An introduction to Approximate Dynamic Programming
Markov decision processes (MDPs) are an elegant and exact way to formulate dynamic decision problems. The solution methods for MDPs, however, suffer from the curse of dimensionality. As a consequence, most problems of realistic size are too large to solve as a MDP. The linear programming approach to approximate dynamic programming is a relatively new technique in operations research. The underlying idea is to approximate the solution of a MDP in order to obtain bounds and theoretically founded heuristics for the problem at hand. In this talk, I will introduce the main ideas of ADP and illustrate its usefulness in a variety of examples including revenue management and patient admission in healthcare.
About the speaker
Christiane Barz is an assistant professor of the Decisions, Operations & Technology Management group.
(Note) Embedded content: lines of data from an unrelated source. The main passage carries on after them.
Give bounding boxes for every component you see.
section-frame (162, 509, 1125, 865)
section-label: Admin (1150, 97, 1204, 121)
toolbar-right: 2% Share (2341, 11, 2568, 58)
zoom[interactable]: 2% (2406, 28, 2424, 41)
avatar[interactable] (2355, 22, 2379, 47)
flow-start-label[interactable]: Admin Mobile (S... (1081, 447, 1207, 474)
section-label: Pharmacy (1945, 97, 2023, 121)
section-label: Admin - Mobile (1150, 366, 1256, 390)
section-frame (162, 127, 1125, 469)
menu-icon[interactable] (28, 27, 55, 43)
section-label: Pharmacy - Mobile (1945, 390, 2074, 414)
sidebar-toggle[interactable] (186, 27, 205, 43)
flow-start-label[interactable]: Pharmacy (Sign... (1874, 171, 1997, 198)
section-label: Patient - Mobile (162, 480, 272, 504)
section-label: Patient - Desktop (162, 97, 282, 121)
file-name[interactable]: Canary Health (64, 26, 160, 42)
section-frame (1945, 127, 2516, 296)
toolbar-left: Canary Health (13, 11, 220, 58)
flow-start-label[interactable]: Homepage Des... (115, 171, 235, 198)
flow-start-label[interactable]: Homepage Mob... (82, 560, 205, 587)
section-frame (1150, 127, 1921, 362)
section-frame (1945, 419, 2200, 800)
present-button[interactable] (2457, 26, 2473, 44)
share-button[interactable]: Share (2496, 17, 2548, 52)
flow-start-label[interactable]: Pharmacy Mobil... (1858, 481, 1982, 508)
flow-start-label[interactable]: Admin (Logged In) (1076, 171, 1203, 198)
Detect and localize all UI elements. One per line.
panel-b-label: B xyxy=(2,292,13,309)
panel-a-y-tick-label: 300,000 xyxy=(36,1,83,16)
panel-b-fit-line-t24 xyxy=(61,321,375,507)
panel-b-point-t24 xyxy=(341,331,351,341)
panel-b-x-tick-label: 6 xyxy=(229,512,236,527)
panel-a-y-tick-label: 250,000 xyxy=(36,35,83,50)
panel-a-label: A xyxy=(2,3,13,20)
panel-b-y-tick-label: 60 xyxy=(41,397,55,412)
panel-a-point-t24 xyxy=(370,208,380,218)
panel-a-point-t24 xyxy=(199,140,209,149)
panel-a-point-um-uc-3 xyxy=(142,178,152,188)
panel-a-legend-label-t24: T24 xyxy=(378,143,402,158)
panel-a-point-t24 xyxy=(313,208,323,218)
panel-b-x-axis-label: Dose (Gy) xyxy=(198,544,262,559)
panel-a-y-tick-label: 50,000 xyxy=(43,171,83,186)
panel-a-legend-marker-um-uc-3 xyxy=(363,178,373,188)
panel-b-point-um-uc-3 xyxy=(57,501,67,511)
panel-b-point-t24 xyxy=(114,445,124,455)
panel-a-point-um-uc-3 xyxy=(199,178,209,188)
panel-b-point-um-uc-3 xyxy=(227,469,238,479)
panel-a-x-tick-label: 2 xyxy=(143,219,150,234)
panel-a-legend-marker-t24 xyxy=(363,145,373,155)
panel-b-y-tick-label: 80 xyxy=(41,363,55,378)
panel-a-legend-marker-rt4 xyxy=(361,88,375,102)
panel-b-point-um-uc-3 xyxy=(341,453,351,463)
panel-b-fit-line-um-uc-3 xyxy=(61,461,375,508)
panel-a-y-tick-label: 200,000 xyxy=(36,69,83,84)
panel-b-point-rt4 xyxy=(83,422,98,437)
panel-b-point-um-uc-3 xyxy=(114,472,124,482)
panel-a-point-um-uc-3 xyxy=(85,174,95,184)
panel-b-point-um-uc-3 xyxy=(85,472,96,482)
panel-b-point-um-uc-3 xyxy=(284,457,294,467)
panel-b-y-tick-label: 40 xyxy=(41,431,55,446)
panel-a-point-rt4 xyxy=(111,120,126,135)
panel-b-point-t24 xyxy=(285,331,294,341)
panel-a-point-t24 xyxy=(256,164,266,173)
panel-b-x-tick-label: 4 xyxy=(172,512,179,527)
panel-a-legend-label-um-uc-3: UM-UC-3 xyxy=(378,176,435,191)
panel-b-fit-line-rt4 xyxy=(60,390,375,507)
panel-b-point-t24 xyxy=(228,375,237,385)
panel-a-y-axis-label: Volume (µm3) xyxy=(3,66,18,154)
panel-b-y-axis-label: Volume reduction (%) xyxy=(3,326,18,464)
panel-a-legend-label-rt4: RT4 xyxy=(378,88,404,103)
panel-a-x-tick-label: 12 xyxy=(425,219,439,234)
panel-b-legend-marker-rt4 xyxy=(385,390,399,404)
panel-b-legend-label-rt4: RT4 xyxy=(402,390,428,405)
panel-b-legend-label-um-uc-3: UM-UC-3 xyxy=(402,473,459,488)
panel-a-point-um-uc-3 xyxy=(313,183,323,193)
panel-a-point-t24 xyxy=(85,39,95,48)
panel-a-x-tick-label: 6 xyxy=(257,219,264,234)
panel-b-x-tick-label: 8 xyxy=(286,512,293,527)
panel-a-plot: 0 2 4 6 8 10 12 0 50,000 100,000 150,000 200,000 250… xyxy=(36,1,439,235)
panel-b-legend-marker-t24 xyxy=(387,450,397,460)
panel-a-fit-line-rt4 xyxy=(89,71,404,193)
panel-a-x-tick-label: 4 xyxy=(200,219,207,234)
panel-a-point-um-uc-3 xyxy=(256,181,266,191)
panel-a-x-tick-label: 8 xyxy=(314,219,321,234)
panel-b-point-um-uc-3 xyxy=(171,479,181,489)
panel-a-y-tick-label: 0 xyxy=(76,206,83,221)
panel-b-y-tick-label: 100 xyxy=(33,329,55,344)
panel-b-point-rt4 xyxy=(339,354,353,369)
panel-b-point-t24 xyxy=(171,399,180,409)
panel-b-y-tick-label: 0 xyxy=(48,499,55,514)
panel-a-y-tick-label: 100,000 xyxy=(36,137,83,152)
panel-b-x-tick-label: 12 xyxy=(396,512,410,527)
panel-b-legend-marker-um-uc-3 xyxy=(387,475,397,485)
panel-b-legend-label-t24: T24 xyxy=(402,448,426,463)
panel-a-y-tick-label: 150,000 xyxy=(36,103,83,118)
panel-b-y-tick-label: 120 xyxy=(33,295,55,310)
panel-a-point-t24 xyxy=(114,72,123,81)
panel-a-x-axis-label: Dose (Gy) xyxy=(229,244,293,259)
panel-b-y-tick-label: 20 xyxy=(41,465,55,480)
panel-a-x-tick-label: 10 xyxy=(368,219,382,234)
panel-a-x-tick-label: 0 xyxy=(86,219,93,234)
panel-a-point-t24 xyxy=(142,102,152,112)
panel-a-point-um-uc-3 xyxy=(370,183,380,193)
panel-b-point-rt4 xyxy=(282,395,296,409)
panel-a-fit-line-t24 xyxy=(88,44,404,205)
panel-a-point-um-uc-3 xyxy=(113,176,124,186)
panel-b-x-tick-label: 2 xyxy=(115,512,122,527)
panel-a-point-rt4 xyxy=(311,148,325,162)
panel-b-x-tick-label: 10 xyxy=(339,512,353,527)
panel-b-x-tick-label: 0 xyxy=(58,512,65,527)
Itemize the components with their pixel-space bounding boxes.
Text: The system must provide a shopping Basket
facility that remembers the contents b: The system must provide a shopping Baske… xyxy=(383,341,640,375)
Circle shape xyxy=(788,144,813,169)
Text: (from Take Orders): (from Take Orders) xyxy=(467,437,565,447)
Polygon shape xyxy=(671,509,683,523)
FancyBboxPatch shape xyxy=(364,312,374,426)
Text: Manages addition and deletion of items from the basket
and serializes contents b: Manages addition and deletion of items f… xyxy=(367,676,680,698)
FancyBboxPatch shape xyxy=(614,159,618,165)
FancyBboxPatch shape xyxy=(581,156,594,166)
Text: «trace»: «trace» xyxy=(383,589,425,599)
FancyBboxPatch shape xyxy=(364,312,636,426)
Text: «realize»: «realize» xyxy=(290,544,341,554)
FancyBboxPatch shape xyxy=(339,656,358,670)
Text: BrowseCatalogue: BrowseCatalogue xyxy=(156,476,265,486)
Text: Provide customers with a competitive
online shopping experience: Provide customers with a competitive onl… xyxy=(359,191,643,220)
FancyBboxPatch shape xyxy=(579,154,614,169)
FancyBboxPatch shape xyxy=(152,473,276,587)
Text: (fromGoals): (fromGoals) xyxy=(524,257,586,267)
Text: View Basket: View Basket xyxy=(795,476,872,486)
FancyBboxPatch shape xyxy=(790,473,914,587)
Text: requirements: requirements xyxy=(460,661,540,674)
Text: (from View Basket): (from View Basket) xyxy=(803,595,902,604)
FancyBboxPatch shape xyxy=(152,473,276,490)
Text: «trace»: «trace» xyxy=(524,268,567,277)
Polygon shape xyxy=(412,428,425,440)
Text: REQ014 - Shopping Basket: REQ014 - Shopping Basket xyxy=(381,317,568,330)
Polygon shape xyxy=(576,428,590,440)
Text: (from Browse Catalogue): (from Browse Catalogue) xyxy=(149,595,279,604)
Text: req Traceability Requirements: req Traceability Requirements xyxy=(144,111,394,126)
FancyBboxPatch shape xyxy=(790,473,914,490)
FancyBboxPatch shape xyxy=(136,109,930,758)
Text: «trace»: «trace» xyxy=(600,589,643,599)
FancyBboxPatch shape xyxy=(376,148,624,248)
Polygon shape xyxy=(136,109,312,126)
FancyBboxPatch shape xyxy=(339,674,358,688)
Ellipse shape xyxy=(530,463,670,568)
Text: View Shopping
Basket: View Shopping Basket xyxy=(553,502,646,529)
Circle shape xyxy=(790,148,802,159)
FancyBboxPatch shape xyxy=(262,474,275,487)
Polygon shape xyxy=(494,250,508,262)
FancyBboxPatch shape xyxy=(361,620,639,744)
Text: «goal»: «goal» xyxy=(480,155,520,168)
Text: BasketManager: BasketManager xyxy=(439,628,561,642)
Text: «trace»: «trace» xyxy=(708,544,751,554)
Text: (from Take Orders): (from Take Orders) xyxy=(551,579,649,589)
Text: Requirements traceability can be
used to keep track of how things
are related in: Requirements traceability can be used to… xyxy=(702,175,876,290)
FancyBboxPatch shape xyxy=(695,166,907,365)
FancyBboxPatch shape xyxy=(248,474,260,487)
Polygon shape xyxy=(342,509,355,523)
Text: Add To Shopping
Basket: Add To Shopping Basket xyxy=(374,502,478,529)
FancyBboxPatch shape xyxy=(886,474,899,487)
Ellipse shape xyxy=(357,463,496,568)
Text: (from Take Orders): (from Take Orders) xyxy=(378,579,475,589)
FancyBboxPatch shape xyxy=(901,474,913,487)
Prior to joining UCLA Anderson, she spent two years as a postdoctoral researcher with the Operations Management group at the Chicago Booth School of Business. Professor Barz holds a doctorate degree and a diploma in industrial engineering from the University of Karlsruhe, Germany. Her main research interests are revenue management, dynamic pricing, healthcare services, inventory theory, and production scheduling. In her dissertation, she analyzed the impact of an airline’s risk-attitude on the availability of low-cost tickets. The thesis was published in the Springer Lecture Notes in Economics and Mathematical Systems and won several prizes including the dissertation prize of the German Operations Research Society 2007. Recent projects focus on the solution of large-scale dynamic optimization problems using approximate dynamic programming techniques. She applies these methods in production scheduling and healthcare applications. Christiane Barz teaches "Data and Decisions" in the Full Time MBA Program and "Applied Stochastic Processes" in the PhD Program and "Data Analysis and Management Decisions" in the Global Executive MBA Program for the Americas. Her teaching was recognized by the George Robbins Assistant Professor Teaching Award in 2012.